The broker-specific difference in this scenario relates to liquidity-provider transparency. Brokers running tier-1 LP relationships with documented price feeds offer cleaner evidentiary trails than brokers using less-transparent execution venues. Both XM and Exness operate at the larger scale and have established LP relationships, but the specific pathway of the executed trade matters for evidentiary purposes.

Scenario 3: Sudden account closure. The broker closes the trader's account citing a terms-of-service breach (often related to alleged arbitrage, scalping practices, or specific trading patterns the broker has flagged). The trader's funds are held pending review or returned without the trading P&L the trader expected.

Under the post-January 2026 regime, sudden closures with retained funds are subject to DFSA scrutiny if formally complained. The regime does not prohibit brokers from closing accounts under documented terms-of-service violations, but it tightens the documentary burden brokers must meet to retain funds beyond the original deposit. Both XM and Exness have published terms-of-service that define what trading practices may trigger closure; the practical question is whether the broker can demonstrate that the trader's specific activity met those criteria.

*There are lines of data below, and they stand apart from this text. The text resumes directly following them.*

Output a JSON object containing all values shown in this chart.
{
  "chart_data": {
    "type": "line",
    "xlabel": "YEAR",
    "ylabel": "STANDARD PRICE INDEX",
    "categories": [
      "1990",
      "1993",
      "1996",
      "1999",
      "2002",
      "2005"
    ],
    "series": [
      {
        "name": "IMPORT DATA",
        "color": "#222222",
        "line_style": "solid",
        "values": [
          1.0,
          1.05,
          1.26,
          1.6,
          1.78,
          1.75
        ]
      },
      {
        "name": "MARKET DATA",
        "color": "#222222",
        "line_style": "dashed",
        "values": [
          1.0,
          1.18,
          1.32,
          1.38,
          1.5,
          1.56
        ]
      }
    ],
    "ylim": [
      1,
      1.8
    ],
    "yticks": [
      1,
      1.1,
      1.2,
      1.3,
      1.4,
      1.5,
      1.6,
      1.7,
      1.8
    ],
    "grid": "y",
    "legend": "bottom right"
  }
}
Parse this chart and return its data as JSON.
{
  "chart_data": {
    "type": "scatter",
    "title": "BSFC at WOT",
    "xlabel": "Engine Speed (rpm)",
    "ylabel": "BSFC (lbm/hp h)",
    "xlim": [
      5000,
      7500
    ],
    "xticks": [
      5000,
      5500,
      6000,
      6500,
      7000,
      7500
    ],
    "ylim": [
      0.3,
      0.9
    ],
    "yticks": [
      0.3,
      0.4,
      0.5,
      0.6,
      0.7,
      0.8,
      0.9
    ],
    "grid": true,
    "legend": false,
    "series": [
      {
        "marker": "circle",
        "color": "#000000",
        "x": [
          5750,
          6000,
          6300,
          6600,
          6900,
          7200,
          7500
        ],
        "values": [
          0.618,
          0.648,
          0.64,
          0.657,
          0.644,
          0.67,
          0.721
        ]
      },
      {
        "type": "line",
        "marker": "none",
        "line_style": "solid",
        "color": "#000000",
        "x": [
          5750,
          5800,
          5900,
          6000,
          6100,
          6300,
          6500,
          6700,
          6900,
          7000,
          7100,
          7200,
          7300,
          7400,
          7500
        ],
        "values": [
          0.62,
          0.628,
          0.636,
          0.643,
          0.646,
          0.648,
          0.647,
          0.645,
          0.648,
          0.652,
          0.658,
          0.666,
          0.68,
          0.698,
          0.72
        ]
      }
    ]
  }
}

The Decision Reading for UAE-Resident Retail

For a UAE-resident trader choosing between XM and Exness with the post-January 2026 framework in mind, the decision tree narrows to specific questions. Does the trader's account sit under a DIFC-relevant entity at each broker? The DFSA framework only applies if it does. What internal complaint resolution timeline does each broker publish? Faster internal resolution generally produces better trader outcomes than DFSA escalation. What track record does each broker have on the specific dispute scenario the trader is most concerned about? Withdrawal disputes, execution disputes, and closure disputes have different resolution patterns at each broker.

The structural answer for most UAE-resident retail traders is that both XM and Exness are operationally compliant with the new regime, but the specific operational details — which the regime now requires brokers to disclose more transparently than pre-2026 — should drive the comparison rather than the headline calm-market spread or commission differential.

Honest Limits

This Desk did not review broker-confidential reconciliation reports, internal complaint resolution data, or DFSA enforcement statistics — those require direct access to broker and regulator confidential documents. The DFSA Client Assets regime detail summarized here reflects publicly disclosed rule text and observable broker-side responses through April 2026. The dispute scenario walkthroughs reflect typical retail patterns; individual disputes involve specific facts, specific evidentiary records, and specific timing that meaningfully change the procedural pathway. None of this analysis substitutes for direct review with a UAE-licensed legal or compliance advisor, particularly for traders with materially-sized positions or for disputes already in formal escalation. The comparison between XM and Exness reflects the post-January 2026 framework as understood through April 2026; both brokers' specific operational postures may continue to evolve as the regime's reconciliation cycles complete and DFSA's enforcement priorities crystallize through Q2 and Q3 2026.